New construction is fueling Broward County’s growing property values, which reached an all-time high this year, according to new preliminary 2017 values released Friday by the Property Appraiser’s Office.
The new figures will be used by local governments to set their tax rates and budgets for the coming year. (Click here to see the latest property value figures for the county and local cities.)
Leading Broward cities in new construction this year were Hollywood and Dania Beach, reaping the windfall of FPL’s new $1.2 billion “clean energy” plant in their portion of Port Everglades that was added to the tax rolls this year.
But right behind those cities were two that have been consistently near the top of the county’s new construction list in recent years: Fort Lauderdale and Parkland. They’re the only two Broward cities to be in the top five when it comes to new construction in each of the past six years. And they couldn’t be more different.

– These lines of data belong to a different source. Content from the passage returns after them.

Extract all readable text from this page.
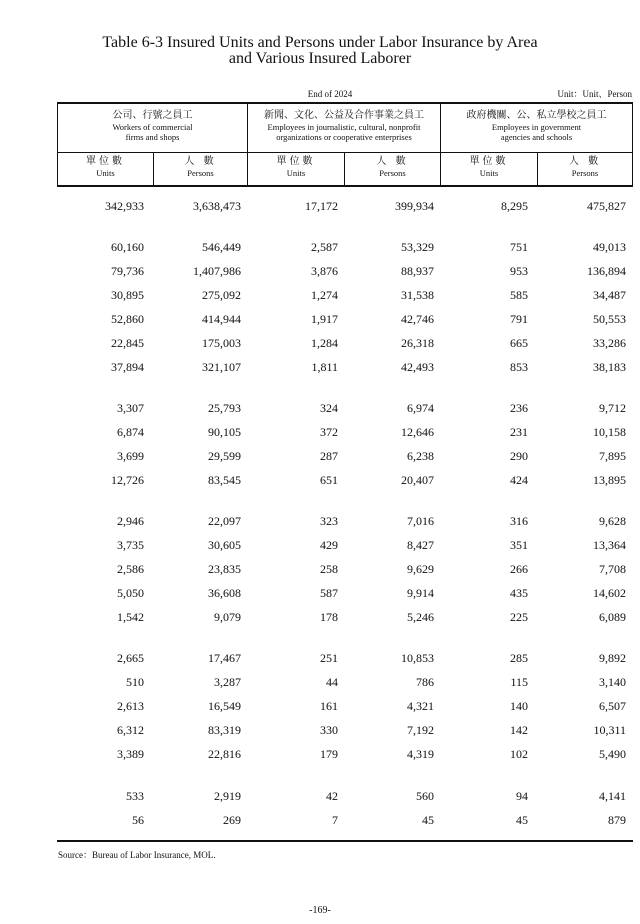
Table 6-3 Insured Units and Persons under Labor Insurance by Area
and Various Insured Laborer
End of 2024	Unit：Unit、Person
公司、行號之員工
Workers of commercial
firms and shops
新聞、文化、公益及合作事業之員工
Employees in journalistic, cultural, nonprofit
organizations or cooperative enterprises
政府機關、公、私立學校之員工
Employees in government
agencies and schools
單位數
Units
人 數
Persons
單位數
Units
人 數
Persons
單位數
Units
人 數
Persons
342,933	3,638,473	17,172	399,934	8,295	475,827
60,160	546,449	2,587	53,329	751	49,013
79,736	1,407,986	3,876	88,937	953	136,894
30,895	275,092	1,274	31,538	585	34,487
52,860	414,944	1,917	42,746	791	50,553
22,845	175,003	1,284	26,318	665	33,286
37,894	321,107	1,811	42,493	853	38,183
3,307	25,793	324	6,974	236	9,712
6,874	90,105	372	12,646	231	10,158
3,699	29,599	287	6,238	290	7,895
12,726	83,545	651	20,407	424	13,895
2,946	22,097	323	7,016	316	9,628
3,735	30,605	429	8,427	351	13,364
2,586	23,835	258	9,629	266	7,708
5,050	36,608	587	9,914	435	14,602
1,542	9,079	178	5,246	225	6,089
2,665	17,467	251	10,853	285	9,892
510	3,287	44	786	115	3,140
2,613	16,549	161	4,321	140	6,507
6,312	83,319	330	7,192	142	10,311
3,389	22,816	179	4,319	102	5,490
533	2,919	42	560	94	4,141
56	269	7	45	45	879
Source：Bureau of Labor Insurance, MOL.
-169-
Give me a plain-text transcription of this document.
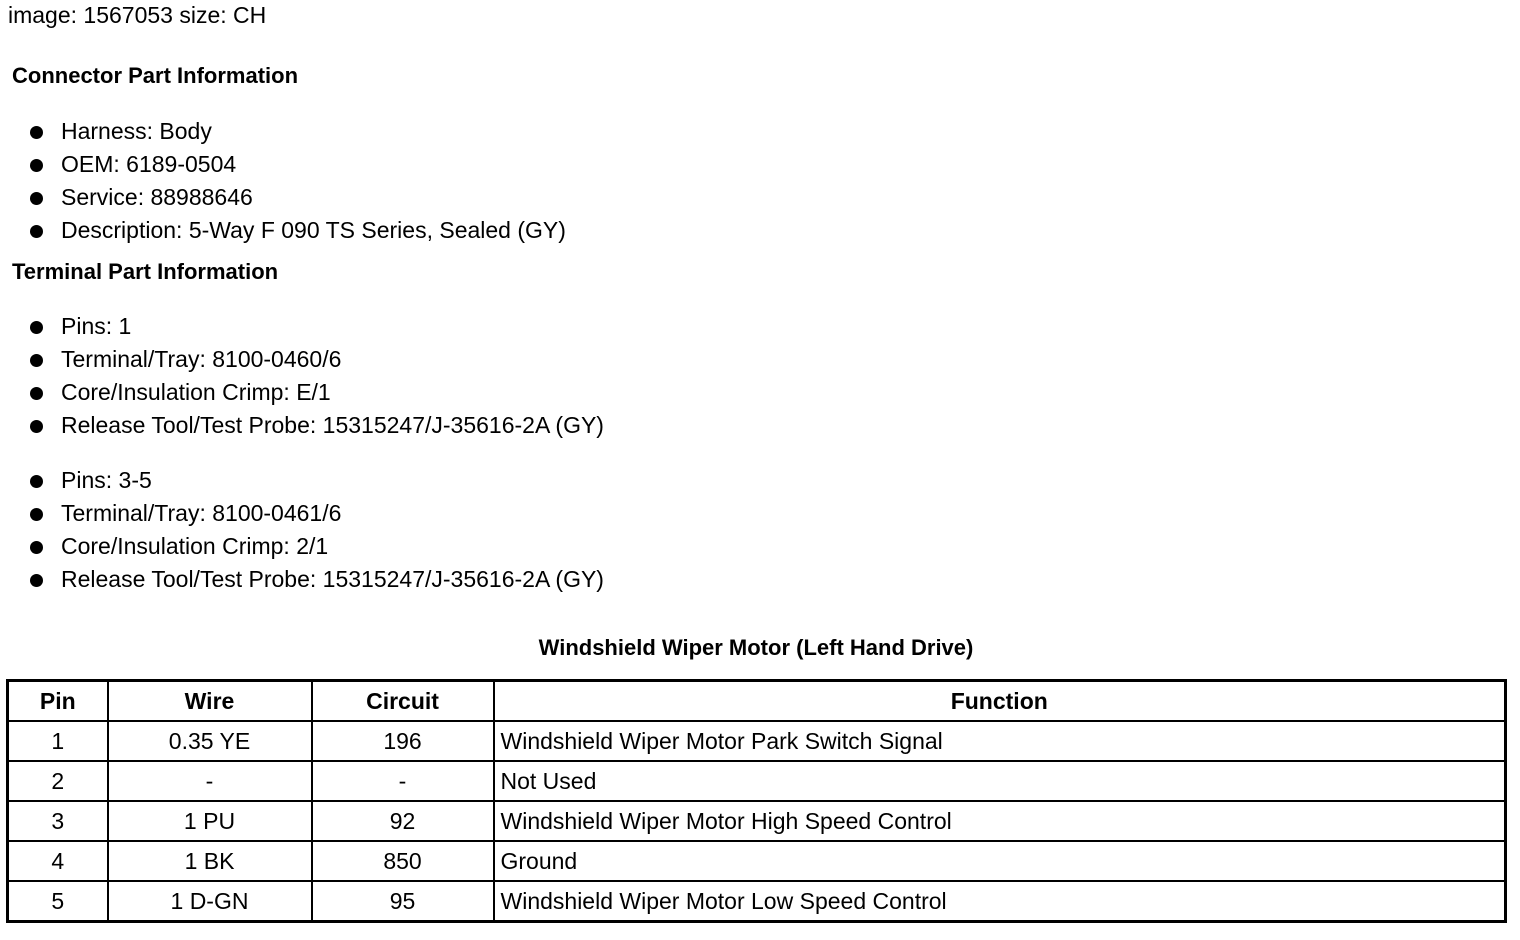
image: 1567053 size: CH
Connector Part Information
Harness: Body
OEM: 6189-0504
Service: 88988646
Description: 5-Way F 090 TS Series, Sealed (GY)
Terminal Part Information
Pins: 1
Terminal/Tray: 8100-0460/6
Core/Insulation Crimp: E/1
Release Tool/Test Probe: 15315247/J-35616-2A (GY)
Pins: 3-5
Terminal/Tray: 8100-0461/6
Core/Insulation Crimp: 2/1
Release Tool/Test Probe: 15315247/J-35616-2A (GY)
Windshield Wiper Motor (Left Hand Drive)
Pin	Wire	Circuit	Function
1	0.35 YE	196	Windshield Wiper Motor Park Switch Signal
2	-	-	Not Used
3	1 PU	92	Windshield Wiper Motor High Speed Control
4	1 BK	850	Ground
5	1 D-GN	95	Windshield Wiper Motor Low Speed Control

Fort Lauderdale is the county seat with a booming downtown and an upscale beach that are attracting substantial high-rise and redevelopment projects. Parkland, with its 30,000 population that’s a sixth of the size of Fort Lauderdale on the county’s northwestern fringe, doesn’t have a beach or a downtown.
What Parkland does have is vacant land to build on, something that’s a rarity in the rest of the county. In recent years, the suburban community has been annexing for development portions of the Wedge, a nearly 2,000-acre triangle of vacant land that was transferred from Palm Beach County to Broward in 2009.
“Developers are purchasing large agricultural parcels in Parkland and developing them into single-family home communities,” Property Appraiser Marty Kiar said.
Major builders there include Lennar, Toll Brothers and CalAtlantic Homes. The projects include the Parkland Golf and Country Club, Watercress, Mira Lago, Heron Bay and Parkland Bay. Construction in the city was largely responsible for a 52 percent increase in the number of Broward homes started during the first three months of this year.
“That land that came in is highly desirable as so many people want to be in Northwest Broward and Parkland,” said Broward Commissioner Michael Udine, a former mayor of the city. “They love our open space, great schools and family-friendly environment. People are moving from within Broward and many from out of state.”
The new figures released Friday put Broward’s new construction this year at $2.4 billion, which was $111 million more than the amount listed in the initial report that came out in May. The county’s overall taxable value came in at $177.3 billion, up $17 million from the May report.
Existing property values in the county are up 7.8 percent from a year ago, while the increase is 9.3 percent when new construction is included. For property owners, higher values signal a growing return on the investment they made, but they can also mean higher taxes to be paid.
Miami-Dade County is reporting an overall taxable value of $272.4 billion, an increase of 8.4 percent, with $8.2 billion in new construction. In Palm Beach County, property values reached $176.8 billion, a 7.3 percent increase, with new construction totaling 2.7 billion.
Among Broward cities, overall totals show Dania Beach leading the county with a 20.7 percent increase in property values and Hollywood second with a 15.6 percent increase. Fort Lauderdale values are up 9.3 percent, Pompano Beach 9.2 percent, Pembroke Pines 8.6 percent, Miramar 7.7 percent and Coral Springs 7.4 percent.